The Passion of Woo and Isolde by Jennifer Tseng won the 11th Annual Rose Metal Press Short Short Chapbook Competition in August 2017. The contents resemble a most peculiar love poem. Jarring, supernatural circumstances have allowed two lovers who were once lost to find each other again in a different life. The web of these two lovers lure others in like trapped insects, as the reader learns of the man’s new wife and the complications she brings to his life. Sprinkled throughout the book are brief tales that mirror the struggle between the lovers. When the reader comes across the tale of the mouse who endearingly extracts thorns from the paws of a lion, that is when the power of relationships is demonstrated; the haunting, final image of the lion’s bloody paw and devotion to the covenant cannot be forgotten. The author does a fine job in captivating the reader’s attention throughout the book, and the heavy themes of love, relationships, sacrifice, and growth are always relevant in the lives of people. The Passion of Woo and Isolde is a bizarre, off-kilter romance that is touchingly raw and incredibly human.

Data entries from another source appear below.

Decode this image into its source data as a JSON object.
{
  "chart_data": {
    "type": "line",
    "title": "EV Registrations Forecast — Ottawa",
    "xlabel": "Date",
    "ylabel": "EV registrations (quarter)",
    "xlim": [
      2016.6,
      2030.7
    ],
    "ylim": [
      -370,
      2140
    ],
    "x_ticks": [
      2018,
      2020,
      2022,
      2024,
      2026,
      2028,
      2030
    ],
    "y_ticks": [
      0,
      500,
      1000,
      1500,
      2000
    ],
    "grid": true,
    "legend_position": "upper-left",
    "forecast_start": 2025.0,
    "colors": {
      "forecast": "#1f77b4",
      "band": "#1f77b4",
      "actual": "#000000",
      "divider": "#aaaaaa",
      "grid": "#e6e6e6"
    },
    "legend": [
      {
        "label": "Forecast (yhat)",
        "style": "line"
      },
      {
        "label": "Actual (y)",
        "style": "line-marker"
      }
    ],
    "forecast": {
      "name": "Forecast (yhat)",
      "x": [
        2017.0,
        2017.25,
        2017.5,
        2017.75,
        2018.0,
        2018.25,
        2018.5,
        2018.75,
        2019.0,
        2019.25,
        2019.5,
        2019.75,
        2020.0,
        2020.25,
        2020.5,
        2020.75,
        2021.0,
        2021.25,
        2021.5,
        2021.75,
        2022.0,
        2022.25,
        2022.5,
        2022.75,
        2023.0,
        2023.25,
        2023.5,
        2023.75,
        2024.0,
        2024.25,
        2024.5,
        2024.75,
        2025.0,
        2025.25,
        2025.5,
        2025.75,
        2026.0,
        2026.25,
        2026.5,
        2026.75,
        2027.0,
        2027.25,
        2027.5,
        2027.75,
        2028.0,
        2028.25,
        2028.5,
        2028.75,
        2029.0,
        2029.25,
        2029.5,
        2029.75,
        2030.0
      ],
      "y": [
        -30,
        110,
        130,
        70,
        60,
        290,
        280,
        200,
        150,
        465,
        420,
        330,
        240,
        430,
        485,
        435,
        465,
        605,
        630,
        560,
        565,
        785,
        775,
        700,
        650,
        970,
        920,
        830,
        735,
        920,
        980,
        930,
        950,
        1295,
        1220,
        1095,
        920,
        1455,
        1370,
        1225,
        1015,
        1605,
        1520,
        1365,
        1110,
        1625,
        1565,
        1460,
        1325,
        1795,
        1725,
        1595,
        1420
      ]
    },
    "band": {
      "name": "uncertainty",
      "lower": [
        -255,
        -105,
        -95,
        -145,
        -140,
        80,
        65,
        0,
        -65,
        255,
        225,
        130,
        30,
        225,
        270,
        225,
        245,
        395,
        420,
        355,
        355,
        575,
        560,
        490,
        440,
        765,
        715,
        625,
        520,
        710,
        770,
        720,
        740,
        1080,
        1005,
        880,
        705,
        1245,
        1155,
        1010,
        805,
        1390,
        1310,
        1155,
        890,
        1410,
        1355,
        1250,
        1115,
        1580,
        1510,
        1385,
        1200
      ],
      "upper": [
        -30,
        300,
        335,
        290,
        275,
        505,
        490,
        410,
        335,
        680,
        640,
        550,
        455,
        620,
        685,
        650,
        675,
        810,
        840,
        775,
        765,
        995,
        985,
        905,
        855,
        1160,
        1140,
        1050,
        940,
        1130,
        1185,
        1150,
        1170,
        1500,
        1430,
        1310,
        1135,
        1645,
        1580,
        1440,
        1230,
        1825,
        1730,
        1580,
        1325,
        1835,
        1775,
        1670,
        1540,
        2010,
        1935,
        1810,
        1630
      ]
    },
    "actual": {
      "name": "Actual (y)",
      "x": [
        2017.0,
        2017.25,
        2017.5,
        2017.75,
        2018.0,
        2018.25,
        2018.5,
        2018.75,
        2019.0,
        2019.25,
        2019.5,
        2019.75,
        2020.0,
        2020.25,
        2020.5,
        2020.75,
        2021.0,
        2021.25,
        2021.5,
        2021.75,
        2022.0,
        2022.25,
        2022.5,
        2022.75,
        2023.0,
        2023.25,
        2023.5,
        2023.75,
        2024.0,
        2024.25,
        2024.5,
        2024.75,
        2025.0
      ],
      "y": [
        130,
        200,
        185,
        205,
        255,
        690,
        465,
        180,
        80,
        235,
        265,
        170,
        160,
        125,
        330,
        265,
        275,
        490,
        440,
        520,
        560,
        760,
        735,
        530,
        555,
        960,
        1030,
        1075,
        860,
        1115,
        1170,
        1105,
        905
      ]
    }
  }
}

*Avery Lewis graduated from Saint Mary’s College (Notre Dame, IN) in 2015 with a degree in Religious Studies. Some of her favorite authors include Stephen King, Jodi Picoult, Sylvia Plath, and J.R.R. Tolkien. She was born in Michigan and aspires to work as a school counselor.

One comment

  1. This is super fun! I love the idea of a guest review in this sense. How did you end up passing this book on, Melanie?

    Avery Lewis- Thank you for the concise and thoughtful review! I love reading short stories and have recently gotten back into poetry. Your review has captured my interest in this work, for sure. In my research about the Rose Metal Press Short Short Chapbook Competition, I learned that this year’s winner will have an introduction published by the judge. Did this chapbook also have such an introduction? If so, do you think it added to the reading experience or not?